Seattle wanted to break up with Wells Fargo. Then it committed to three more years
Breaking up is hard — especially if you're a city trying to break up with a bank.
Especially if the other banks aren't all that interested in dating you.
That's more or less why Seattle just signed a three year extension to keep banking with Wells Fargo, even though officials voted a year ago to cut ties with the bank because of its role in funding the Dakota Access Pipeline.
The city council resolved to find a new financial institution before ending the Wells Fargo contract at the end of 2018. But this week, City Finance Director Glen Lee gave them an update on the search for a bank.

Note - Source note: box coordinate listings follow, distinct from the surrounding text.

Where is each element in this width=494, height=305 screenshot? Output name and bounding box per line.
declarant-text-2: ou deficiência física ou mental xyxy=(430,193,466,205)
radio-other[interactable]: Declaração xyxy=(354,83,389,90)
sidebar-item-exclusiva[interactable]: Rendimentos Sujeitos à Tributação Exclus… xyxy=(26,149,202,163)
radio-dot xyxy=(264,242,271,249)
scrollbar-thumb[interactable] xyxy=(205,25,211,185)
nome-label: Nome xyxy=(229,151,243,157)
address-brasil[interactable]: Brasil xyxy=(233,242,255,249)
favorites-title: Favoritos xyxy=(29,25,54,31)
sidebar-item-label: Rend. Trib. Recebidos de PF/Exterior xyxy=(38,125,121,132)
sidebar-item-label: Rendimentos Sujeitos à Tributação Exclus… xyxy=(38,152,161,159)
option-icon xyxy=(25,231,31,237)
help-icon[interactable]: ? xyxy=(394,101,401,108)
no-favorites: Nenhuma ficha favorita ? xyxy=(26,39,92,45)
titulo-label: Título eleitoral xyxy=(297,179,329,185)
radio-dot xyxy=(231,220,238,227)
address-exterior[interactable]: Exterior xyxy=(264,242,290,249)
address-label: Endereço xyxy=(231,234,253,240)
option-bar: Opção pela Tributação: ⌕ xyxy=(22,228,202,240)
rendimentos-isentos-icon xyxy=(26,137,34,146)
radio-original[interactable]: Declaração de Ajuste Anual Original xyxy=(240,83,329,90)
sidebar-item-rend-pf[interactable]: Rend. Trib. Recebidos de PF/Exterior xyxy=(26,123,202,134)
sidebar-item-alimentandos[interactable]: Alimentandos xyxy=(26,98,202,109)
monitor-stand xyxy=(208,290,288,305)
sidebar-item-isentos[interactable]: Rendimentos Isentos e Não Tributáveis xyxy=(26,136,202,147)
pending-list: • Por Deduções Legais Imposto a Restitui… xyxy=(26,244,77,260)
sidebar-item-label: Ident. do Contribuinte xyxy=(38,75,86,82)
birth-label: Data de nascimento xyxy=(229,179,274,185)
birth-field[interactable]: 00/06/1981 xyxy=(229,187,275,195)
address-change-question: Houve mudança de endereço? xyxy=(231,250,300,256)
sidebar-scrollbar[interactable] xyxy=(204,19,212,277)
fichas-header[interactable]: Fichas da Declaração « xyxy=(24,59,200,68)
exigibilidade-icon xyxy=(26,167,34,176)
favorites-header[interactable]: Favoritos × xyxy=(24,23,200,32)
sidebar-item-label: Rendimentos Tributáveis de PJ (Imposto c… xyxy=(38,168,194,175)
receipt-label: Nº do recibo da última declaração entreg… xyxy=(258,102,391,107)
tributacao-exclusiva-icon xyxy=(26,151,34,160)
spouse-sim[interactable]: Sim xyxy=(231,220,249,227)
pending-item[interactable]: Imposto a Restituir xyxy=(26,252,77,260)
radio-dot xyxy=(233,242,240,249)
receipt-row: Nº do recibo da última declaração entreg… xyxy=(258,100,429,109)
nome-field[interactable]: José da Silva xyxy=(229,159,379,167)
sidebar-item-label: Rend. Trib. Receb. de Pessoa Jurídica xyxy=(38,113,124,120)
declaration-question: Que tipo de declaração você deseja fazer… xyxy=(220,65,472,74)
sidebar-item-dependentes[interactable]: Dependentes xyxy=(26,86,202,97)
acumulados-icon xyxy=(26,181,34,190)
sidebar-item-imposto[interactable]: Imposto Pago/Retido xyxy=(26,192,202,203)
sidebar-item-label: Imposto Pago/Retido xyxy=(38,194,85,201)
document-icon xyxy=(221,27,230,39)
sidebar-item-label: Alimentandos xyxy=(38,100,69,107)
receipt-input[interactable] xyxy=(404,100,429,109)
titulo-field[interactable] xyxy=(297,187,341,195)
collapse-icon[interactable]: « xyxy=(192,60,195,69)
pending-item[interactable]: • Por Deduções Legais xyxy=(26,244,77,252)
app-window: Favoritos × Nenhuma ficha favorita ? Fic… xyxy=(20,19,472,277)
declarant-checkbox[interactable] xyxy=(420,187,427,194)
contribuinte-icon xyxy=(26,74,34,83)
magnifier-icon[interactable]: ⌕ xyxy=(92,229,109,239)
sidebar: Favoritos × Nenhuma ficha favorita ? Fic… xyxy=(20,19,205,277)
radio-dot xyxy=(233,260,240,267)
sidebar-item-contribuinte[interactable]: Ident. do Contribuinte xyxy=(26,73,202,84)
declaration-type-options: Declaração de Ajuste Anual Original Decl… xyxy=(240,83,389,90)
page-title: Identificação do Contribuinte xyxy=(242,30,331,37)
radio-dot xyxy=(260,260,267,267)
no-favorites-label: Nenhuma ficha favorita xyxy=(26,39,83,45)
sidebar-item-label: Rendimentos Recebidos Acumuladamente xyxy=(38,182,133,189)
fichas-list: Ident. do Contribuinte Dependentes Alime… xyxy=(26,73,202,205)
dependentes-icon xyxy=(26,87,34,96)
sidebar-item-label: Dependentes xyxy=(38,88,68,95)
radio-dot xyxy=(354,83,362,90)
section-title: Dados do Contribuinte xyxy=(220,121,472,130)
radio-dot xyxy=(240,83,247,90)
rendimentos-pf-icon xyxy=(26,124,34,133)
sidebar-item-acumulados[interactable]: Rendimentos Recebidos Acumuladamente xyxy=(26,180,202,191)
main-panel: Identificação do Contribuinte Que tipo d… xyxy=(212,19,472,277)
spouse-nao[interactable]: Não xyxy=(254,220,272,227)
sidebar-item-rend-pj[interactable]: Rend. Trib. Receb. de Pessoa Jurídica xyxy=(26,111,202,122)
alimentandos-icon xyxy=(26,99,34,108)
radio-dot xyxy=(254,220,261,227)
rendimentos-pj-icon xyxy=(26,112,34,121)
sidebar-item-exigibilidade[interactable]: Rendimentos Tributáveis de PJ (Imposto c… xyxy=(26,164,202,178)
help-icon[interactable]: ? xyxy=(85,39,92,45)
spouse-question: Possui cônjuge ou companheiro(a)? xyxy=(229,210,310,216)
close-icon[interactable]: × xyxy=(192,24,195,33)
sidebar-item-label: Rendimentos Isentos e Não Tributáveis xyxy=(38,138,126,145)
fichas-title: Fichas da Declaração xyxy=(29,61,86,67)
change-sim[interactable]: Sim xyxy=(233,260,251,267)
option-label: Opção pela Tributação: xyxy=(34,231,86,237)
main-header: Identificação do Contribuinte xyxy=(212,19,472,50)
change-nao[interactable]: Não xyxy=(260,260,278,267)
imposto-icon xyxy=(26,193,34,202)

"The reality is, none wanted to participate and bid for our services, and given the time it takes to shift to a new service, we felt it was prudent for the city to move forward," Lee said.
Lee said some banks offered to run certain services, but none applied to handle the city's lending and deposits. Wells Fargo provides lending and deposit services for the city, processing about five-billion dollars a year in city finances.
Since no other bank applied, Seattle will bank with Wells Fargo for three more years.
In the meantime, city staff are studying the idea of a municipal bank, which Lee said Mayor Jenny Durkan supports. That idea was proposed at the state level in the past, but never gathered steam. City staff want to hire a consultant, possibly in conjunction with other Washington cities, to set up a public bank.
Cities such as San Francisco and L.A. have also considered municipal banking, but only North Dakota and Native American tribes currently have their own banks.
Environmental activists and Native American leaders in the region celebrated last year's decision by the Seattle City Council. Under the ordinance approved last year, the city of Seattle will not work with any business that engages in unethical business practices.
The council voted to stop banking with Wells Fargo because it’s a lender for the Dakota Access Pipeline — and because of a scandal last year in which accounts were set up for clients without their knowledge. More than a dozen banks are connected to the pipeline, including CitiBank, I-N-G, Chase and Bank of America.